Uber and Lyft share near record levels as investor skepticism grows

Dara Khosrowshahi, CEO of Uber Technologies Inc., listens to a panel discussion at Bloomberg Global Business Forum in New York, USA, Wednesday, September 26, 2018.
Mark Kauzlarich | Bloomberg | Getty Images
Shares of Uber and Lyft fell to a healthy low on Tuesday, leaving their lowest ever, as companies with growing skepticism face growing investor skepticism.
Uber dropped 5.7% to $ 30.70, falling below the previous low of $ 32.57 on August 30. Earlier in the day, the stock hit an intraday low of $ 30.67.
Lyft experienced a similarly steep decline, ending the day down 7.2% to $ 45.42, compared to the previous lowest $ 48.1[ads1]5 on May 13. The stock fell as low as $ 45.40 on Tuesday, touching a new intraday low.
Both companies have had a particularly tough turn on the public markets since their respective IPOs earlier this year, as investors continue to question whether Uber or Lyft can achieve profitability in the future. On Tuesday, Uber and Lyft traded more than 30% below the stock quotes of $ 45 and $ 72 per share, respectively.
Uber reported a net loss of $ 5.24 billion for its second quarter of 2019, owing to share-based compensation costs. In comparison, Lyft lost $ 644.2 million in the second quarter, representing a significant jump from the $ 178.9 million it lost the year before.
A proposed California law could also represent a major threat to Uber and Lyft's business models if it were to pass through the state Senate, as it would force companies to classify their drivers as employees. The bill passed the California Assembly in May, and California Gavin Newsom voiced his support for the bill Tuesday. Meanwhile, Uber and Lyft have pledged $ 60 million to a ballot box to retain the drivers' classification as entrepreneurs.

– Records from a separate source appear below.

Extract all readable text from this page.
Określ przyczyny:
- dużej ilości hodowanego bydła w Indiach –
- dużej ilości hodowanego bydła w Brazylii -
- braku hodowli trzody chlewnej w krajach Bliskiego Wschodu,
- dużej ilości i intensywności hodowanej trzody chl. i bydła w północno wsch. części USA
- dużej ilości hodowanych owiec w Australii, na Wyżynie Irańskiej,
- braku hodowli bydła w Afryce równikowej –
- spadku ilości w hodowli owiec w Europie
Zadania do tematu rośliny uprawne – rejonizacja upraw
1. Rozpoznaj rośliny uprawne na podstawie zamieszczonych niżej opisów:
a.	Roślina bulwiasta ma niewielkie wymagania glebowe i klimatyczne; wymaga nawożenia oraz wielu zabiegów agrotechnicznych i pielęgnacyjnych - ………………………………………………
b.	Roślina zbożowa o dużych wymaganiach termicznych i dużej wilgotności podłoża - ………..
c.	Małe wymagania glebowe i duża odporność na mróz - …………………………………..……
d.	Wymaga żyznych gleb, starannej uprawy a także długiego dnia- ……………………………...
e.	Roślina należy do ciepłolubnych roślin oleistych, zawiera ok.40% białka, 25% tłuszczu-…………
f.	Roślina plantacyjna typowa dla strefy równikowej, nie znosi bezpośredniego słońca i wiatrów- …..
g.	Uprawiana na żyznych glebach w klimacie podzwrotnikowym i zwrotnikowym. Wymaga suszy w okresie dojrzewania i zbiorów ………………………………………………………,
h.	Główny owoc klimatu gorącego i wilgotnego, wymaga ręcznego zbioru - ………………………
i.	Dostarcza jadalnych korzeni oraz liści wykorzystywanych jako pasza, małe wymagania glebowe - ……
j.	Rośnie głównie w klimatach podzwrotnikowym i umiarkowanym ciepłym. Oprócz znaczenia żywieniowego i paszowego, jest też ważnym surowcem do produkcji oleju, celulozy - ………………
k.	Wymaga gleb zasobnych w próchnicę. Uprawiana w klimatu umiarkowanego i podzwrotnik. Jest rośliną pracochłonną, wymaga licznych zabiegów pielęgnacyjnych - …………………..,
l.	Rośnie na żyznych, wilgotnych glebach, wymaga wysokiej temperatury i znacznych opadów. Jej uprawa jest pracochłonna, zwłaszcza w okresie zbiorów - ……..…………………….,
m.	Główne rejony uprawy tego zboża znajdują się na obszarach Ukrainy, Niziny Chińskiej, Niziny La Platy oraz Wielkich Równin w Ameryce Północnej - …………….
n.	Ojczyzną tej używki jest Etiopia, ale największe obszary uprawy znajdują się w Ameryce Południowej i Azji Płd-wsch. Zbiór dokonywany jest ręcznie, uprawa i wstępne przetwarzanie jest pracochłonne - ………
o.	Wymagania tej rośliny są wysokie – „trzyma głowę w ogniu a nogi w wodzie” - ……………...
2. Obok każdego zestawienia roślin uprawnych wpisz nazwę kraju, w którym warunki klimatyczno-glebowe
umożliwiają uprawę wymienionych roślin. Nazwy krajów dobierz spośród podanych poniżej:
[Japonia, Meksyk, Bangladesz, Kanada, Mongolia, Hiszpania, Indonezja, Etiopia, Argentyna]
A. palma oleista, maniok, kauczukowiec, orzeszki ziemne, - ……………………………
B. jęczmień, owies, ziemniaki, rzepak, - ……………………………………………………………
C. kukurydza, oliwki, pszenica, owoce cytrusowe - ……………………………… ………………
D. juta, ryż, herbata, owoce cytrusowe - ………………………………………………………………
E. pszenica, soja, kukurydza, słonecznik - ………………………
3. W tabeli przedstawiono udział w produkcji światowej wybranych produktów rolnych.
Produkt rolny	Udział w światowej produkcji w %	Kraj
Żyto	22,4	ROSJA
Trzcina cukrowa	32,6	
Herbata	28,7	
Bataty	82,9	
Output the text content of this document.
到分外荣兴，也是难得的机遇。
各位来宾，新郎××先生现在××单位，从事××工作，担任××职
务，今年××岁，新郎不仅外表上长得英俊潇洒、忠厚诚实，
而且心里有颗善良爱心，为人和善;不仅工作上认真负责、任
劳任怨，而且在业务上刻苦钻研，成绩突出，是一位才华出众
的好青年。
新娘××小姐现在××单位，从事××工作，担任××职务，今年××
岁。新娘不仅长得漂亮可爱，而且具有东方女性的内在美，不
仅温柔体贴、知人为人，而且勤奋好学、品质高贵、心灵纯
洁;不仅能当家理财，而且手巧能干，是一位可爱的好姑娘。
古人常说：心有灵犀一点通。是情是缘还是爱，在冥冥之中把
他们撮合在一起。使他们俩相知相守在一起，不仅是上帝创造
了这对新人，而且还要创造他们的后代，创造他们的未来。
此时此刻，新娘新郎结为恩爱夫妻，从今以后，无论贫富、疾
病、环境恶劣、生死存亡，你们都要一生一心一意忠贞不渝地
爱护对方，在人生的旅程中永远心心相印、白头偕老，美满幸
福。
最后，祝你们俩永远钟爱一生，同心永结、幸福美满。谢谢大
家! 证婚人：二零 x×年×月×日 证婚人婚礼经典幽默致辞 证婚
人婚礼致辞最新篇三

Lyft and Uber's management have tried to calm investors' concerns about their businesses by drawing a path to profitability. Brian Roberts, chief financial officer at Lyft, said he believed the company's top loss was last year, while Uber CEO Dara Khosrowshahi characterized the loss in the second quarter as a "once-in-a-lifetime hit."
This effort has swayed some Wall Street analysts who say the price war between tourism companies has eased, indicating that Uber and Lyft could make a profit in the near future. In a research note on August 27, Ronald Josey, an Internet analyst at JMP Securities, said data from a recent survey found that many riders did not compare prices between the two services, "which highlights demand inelasticity." Josey has a Market Outperform rating on both Uber and Lyft.
"With fewer users comparing prices between services when equestrian services compete for brand and product, we believe pricing can continue to be rational," Josey said.